ISLAMABAD (Reuters) -Pakistani Prime Minister Imran Khan accused the United States of seeing his country as useful only in the context of the “mess” it is leaving behind in Afghanistan after 20 years of fighting.
Washington has been pressing Pakistan to use its influence over the Taliban to broker an elusive peace deal as negotiations between the insurgents and Afghan government have stalled, and violence in Afghanistan has escalated sharply.
“Pakistan is just considered only to be useful in the context of somehow settling this mess which has been left behind after 20 years of trying to find a military solution when there was not one,” Khan told foreign journalists at his home in Islamabad.

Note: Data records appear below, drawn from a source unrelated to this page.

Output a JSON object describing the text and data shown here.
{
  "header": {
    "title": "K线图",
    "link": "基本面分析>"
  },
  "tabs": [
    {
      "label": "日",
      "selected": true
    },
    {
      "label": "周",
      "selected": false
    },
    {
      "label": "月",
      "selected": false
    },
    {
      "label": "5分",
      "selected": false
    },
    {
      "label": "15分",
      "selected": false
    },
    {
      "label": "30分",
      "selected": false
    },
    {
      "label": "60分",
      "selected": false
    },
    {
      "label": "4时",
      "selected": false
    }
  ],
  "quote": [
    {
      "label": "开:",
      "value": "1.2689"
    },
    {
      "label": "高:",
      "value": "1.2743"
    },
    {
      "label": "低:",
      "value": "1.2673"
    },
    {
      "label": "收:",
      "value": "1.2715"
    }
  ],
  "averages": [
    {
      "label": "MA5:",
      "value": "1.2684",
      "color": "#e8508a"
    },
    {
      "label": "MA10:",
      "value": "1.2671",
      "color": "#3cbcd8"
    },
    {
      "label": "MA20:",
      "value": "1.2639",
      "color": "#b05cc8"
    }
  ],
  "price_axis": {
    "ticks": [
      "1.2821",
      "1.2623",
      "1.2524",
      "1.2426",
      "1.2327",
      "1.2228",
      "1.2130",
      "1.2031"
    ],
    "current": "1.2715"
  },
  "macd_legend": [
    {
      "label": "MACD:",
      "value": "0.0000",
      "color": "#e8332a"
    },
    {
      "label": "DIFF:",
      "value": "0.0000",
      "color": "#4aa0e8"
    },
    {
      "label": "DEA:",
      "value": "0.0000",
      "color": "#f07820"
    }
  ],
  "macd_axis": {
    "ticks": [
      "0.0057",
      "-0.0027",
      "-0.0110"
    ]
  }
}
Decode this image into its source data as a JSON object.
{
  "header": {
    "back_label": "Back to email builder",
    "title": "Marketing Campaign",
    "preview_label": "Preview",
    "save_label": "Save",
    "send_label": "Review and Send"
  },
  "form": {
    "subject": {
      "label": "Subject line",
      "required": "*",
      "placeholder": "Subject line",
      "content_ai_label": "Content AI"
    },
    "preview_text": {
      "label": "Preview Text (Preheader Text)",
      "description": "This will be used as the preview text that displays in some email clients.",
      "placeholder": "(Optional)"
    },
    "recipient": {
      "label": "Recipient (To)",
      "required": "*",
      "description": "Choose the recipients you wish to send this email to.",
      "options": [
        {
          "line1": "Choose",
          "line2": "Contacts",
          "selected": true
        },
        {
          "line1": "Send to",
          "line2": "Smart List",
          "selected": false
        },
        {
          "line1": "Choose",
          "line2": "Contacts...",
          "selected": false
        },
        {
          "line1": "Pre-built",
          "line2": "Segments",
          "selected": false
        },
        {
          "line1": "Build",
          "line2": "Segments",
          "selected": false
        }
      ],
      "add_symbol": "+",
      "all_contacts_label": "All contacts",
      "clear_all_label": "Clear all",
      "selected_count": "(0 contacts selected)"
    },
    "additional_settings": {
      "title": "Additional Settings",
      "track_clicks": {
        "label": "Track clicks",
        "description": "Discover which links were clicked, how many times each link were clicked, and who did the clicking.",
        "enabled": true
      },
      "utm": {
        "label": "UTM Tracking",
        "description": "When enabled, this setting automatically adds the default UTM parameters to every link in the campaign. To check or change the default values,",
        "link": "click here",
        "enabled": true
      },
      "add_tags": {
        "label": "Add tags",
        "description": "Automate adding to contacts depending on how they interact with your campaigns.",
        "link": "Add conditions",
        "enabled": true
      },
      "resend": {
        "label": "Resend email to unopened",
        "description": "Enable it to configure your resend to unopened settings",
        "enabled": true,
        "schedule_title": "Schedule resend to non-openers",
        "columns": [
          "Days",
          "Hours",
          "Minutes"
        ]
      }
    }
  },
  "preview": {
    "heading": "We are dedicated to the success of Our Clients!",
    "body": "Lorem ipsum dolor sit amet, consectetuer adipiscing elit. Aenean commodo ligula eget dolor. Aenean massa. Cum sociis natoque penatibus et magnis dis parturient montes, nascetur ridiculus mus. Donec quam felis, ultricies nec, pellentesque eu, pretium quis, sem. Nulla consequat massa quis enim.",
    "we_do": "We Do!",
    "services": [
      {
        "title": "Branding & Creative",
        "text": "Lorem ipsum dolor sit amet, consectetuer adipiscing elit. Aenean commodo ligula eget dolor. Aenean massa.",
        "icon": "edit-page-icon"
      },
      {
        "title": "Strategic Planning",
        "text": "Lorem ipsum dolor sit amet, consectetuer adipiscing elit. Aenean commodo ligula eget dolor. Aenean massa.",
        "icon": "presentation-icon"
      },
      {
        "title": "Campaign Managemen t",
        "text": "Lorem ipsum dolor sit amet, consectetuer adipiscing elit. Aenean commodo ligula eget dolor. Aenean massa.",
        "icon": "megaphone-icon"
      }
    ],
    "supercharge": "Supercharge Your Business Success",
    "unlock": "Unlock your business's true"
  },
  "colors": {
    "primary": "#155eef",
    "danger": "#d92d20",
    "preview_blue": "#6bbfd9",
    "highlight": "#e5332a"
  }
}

The United States will pull out its military by Aug. 31, 20 years after toppling the Taliban government in 2001. But, as the United States leaves, the Taliban today controls more territory than at any point since then.
Kabul and several Western governments say Pakistan’s support for the insurgent group allowed it to weather the war.
The charge of supporting the Taliban despite being a U.S. ally has long been a sore point between Washington and Islamabad. Pakistan denies supporting the Taliban.
Khan said Islamabad was not taking sides in Afghanistan.
“I think that the Americans have decided that India is their strategic partner now, and I think that’s why there’s a different way of treating Pakistan now,” Khan said.
Pakistan and India are archrivals and have fought three wars. The two share frosty ties and currently have minimal diplomatic relations.
A political settlement in Afghanistan was looking difficult under current conditions, Khan added.
He said he tried to persuade Taliban leaders when they were visiting Pakistan to reach a settlement.
“The condition is that as long as Ashraf Ghani is there, we (Taliban) are not going to talk to the Afghan government,” Khan said, quoting the Taliban leaders as telling him.
Peace talks between the Taliban, who view Ghani and his government as U.S. puppets, and a team of Kabul-nominated Afghan negotiators started last September but have made no substantive progress.
Representatives of a number of countries, including the United States, are currently in the Qatari capital of Doha talking to both sides in a last-ditch push for a ceasefire.
U.S. forces have continued to use air strikes to support Afghan forces against Taliban advances, but it remains unclear if such support will continue after Aug. 31.
Khan said Pakistan had “made it very clear” that it does not want any American military bases in Pakistan after U.S. forces exit Afghanistan.